Defending, Tyrone Smith said Godfree, who pleaded guilty at the earliest possible opportunity, had shown genuine remorse.

His biking group were said to have been riding for more than two decades together, and were “not a group who had bad practices”.

He added that Godfree has written a letter to Bown’s family, and has not rode a motorcycle again since the incident.

Godfree has only driven a car when absolutely necessary since, and plans to never ride a motorcycle again.

Bown was also described as a “vastly experienced” motorcyclist, having passed his test as a teenager.

Smith said: “There’s nothing I can say today that will alter those feelings of loss, which we know will remain with Mr Bown’s family forever.

“There was no suggestion of anything untoward that day. They had made a trip from their base camp to Snowdon, before heading back.

“The tragic irony is, had they met at a café, they doubtless would have looked at each other’s bikes and talked about a shared passion.

“There’s nothing to think that these gentlemen wouldn’t have got on with one another.”

Godfree’s normal riding position in the group was at the rear, as he was regarded as a “sensible figure”, while his fellow riders often nicknaming him “dad” or “Captain Sensible”.

Smith said Godfree “remains at a loss to completely understand what he did that day, and to explain why he took the decisions he did”.

He added that it was: “So at odds with everything known about him, with everyone whos’ ridden with him for thousands of miles over many years.

“There is nothing in his behaviour, or anything identified, to suggest he wanted to drive dangerously.

“There has been, on his part, a loss of concentration and/or road awareness, with the most tragic of consequences for which he will never forgive himself.”

Godfree’s injuries included a pre-tibial laceration which required surgery, an extensive fracture to the hand, and three fractured ribs.

But Smith said the mental injuries Godfree has suffered are the “most deep and painful”, with a “complete sense of personal devastation and regret”.

He has been prescribed antidepressants, and tries to manage his mental health by exercising, while his character references were described by Smith as “glowing”.

Though Smith accepted a punishment must be imposed, he encouraged the issuing of a suspended sentence, adding: “A man who, for 16 months, has been punishing himself, will continue to punish himself.”

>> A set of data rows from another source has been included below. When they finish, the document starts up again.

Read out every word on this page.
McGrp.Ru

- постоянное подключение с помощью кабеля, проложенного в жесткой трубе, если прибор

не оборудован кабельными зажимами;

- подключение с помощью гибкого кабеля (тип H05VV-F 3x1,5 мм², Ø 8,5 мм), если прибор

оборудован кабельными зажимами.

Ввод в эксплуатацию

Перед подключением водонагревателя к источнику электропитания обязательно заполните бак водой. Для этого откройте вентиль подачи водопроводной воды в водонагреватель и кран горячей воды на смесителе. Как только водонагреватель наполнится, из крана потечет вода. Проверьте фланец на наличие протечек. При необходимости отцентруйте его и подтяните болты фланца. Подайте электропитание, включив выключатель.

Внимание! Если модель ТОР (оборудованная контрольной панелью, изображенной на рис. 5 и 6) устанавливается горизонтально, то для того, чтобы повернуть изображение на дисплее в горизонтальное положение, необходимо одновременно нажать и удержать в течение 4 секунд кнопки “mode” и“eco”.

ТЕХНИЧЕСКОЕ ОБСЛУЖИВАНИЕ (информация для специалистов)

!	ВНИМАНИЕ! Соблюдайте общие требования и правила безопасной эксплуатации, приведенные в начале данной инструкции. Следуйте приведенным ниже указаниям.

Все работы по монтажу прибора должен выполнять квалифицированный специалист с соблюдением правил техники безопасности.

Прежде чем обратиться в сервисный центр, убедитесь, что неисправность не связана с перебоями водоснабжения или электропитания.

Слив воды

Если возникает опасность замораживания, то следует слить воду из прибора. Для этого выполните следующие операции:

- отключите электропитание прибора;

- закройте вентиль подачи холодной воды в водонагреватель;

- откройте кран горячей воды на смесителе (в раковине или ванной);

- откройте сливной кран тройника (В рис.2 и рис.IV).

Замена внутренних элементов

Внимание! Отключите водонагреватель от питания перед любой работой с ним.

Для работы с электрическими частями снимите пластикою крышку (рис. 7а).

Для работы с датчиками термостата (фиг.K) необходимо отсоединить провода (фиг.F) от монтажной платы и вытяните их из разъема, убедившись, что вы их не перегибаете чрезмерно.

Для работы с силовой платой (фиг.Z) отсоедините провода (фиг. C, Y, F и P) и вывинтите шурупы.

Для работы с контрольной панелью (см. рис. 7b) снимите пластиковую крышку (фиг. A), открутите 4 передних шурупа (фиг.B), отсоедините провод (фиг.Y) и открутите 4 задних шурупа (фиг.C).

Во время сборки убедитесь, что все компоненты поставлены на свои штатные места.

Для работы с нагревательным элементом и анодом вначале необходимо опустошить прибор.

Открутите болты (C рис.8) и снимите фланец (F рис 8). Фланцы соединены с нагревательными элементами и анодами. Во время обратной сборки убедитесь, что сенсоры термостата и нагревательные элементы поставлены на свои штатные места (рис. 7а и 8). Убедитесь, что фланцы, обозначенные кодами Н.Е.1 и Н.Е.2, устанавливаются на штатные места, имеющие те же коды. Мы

Sentencing, Judge Niclas Parry ordered Godfree to serve half of his 16-month prison sentence, before being released on licence for 12 months.

He was disqualified from driving for two years and eight months, and must first pass an extensive re-test before being allowed to drive again.

A surcharge was also imposed.

Senior Investigating Officer, Sergeant Emlyn Hughes of the Roads Policing Unit said: “A family have been truly devastated by their loss of a much-loved son, brother and nephew and our thoughts are very much with them at this difficult time.

“This was a completely avoidable collision in which Godfree had attempted to overtake two vehicles on a blind bend.

"He now has to live with the knowledge that his actions has resulted in the death of a much-loved man.

"This is a tragic case that once again shows how vitally important it is for motorcyclists to give their complete and unreserved attention whilst riding on the roads.”